Nella filosofia cinese lo yin e lo yang sono due energie opposte, necessarie e che si completano a vicenda. Fuse tra loro diventano il simbolo dell’armonia, che produce equilibrio. Giada Zhang, 26 anni appena compiuti, amministratrice unica della Mulan Group, azienda che produce e distribuisce piatti pronti cinesi nello stabilimento di Cremona, è la personificazione di yin e yang. Nata in Italia da genitori cinesi, è cresciuta nella cucina del ristorante di famiglia, ha imparato ad apprezzare il bello delle due culture e ha spiccato il volo. Forbes l’ha inserita nella lista degli imprenditori under 30 più promettenti d’Europa.
Italo-cinese, giovane imprenditrice e donna. Quanti soffitti di cristallo ha dovuto infrangere per arrivare fin qui?

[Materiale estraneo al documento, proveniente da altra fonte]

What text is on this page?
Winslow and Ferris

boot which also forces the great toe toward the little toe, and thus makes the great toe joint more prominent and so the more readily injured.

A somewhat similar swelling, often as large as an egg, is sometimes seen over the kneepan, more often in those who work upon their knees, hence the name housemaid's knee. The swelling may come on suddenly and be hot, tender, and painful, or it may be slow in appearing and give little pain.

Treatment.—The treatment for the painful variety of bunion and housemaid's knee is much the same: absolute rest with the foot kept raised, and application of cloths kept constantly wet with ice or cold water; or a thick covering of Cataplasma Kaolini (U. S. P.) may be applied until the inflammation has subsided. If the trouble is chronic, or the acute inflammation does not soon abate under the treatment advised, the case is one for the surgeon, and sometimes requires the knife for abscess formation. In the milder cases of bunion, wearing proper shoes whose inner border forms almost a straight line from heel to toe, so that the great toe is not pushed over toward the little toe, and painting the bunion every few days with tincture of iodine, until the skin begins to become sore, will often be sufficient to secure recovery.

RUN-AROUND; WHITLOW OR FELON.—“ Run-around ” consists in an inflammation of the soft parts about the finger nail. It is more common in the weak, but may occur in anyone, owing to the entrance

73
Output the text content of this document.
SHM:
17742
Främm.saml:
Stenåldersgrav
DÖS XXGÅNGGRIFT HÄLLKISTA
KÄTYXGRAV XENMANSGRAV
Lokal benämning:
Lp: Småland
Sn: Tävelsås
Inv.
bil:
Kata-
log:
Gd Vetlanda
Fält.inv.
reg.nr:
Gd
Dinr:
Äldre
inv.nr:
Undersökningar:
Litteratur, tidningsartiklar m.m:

«Sono nata in una famiglia cinese trasferitasi in Italia, papà, mamma e tre figlie femmine. Nella cultura cinese, quando arriva un bambino, si preferisce sempre un maschio a una femmina. Quando avevo quattro anni i miei genitori mi hanno portato al cinema a vedere Mulan, che è un po’ l’equivalente asiatico di Giovanna d’Arco. Mi hanno detto: “Vogliamo che tu veda questo film perché sarai una guerriera. Non ci sono differenze tra donne e uomini e potrai combattere con loro ad armi pari”. Ho studiato, mi sono laureata alla Bocconi in International economics and management. In azienda crediamo molto nella parità di genere: ci sono più donne che uomini e la sede, guarda caso, si trova in Via delle Pari Opportunità. Ho anche fondato un’associazione per le donne che lavorano nella finanza, seleziona ragazze talentuose e promettenti per corsi di formazione e per dare a chi entra in quel mondo consapevolezza delle proprie capacità».
Quale aspetto ha fatto suo dell’Italia e quale della Cina?
«Entrambe le culture mi hanno insegnato molto. Da una vita mi sento chiedere: ti senti più italiana o più cinese? Mi sforzavo sempre di rispondere scegliendo l’una o l’altra, ma con il tempo ho capito che dovevo prendere le parti migliori e farle mie. Dell’Italia ho imparato ad apprezzare la bellezza dell’arte, il buon cibo e anche la capacità di godersi la vita, della Cina il duro lavoro e il sacrificio. Il risultato è ciò che siamo io e la mia azienda, un mix di persone asiatiche ed europee con valori comuni».
Una coesione non facile da raggiungere.
«Da bambina mi sentivo metà e metà, a scuola mi guardavano in modo diverso. Ma crescendo ho imparato ad apprezzare le mie differenze e sono diventate punti di forza, una ricchezza. L’ambiente in cui sono cresciuta ha contato molto, lavorare nel mondo della ristorazione senza orari fissi e sacrificarsi tanto è stato l’esempio. C’è un aneddoto della mia vita illuminante: i miei genitori speravano che nascessi di lunedì, perché era il giorno di riposo del locale. Mi hanno insegnato a lavorare tanto e a puntare a una vita migliore».
È riuscita a trasformare Mulan Group in un piccolo impero del cibo asiatico.
«L’idea ci è venuta partendo proprio dal ristorante. In Italia la cucina cinese è apprezzata e ci siamo detti: perché non portarla su ampia scala? Realizziamo prodotti freschi che distribuiamo nei supermercati. Involtini primavera, spaghetti di soia, riso cantonese, tutti con prodotti al 95% italiani. Partendo dallo stabilimento di Cremona siamo arrivati a confezionare cinque, sei milioni di piatti all’anno e con il nostro piano di espansione siamo sbarcati sui mercati esteri. Celebriamo la fusione delle due cucine più apprezzate in Europa, quella italiana e quella cinese. Il cibo è lo strumento più forte di linguaggio culturale e io faccio da mediatrice».
Qual è il suo piatto preferito della cucina cinese e quello italiano?
«I ravioli cinesi e le lasagne, buone come le fanno a Bologna. Quello che accomuna molto le due tradizioni culinarie è quanto amore e tempo si mette in ogni piatto».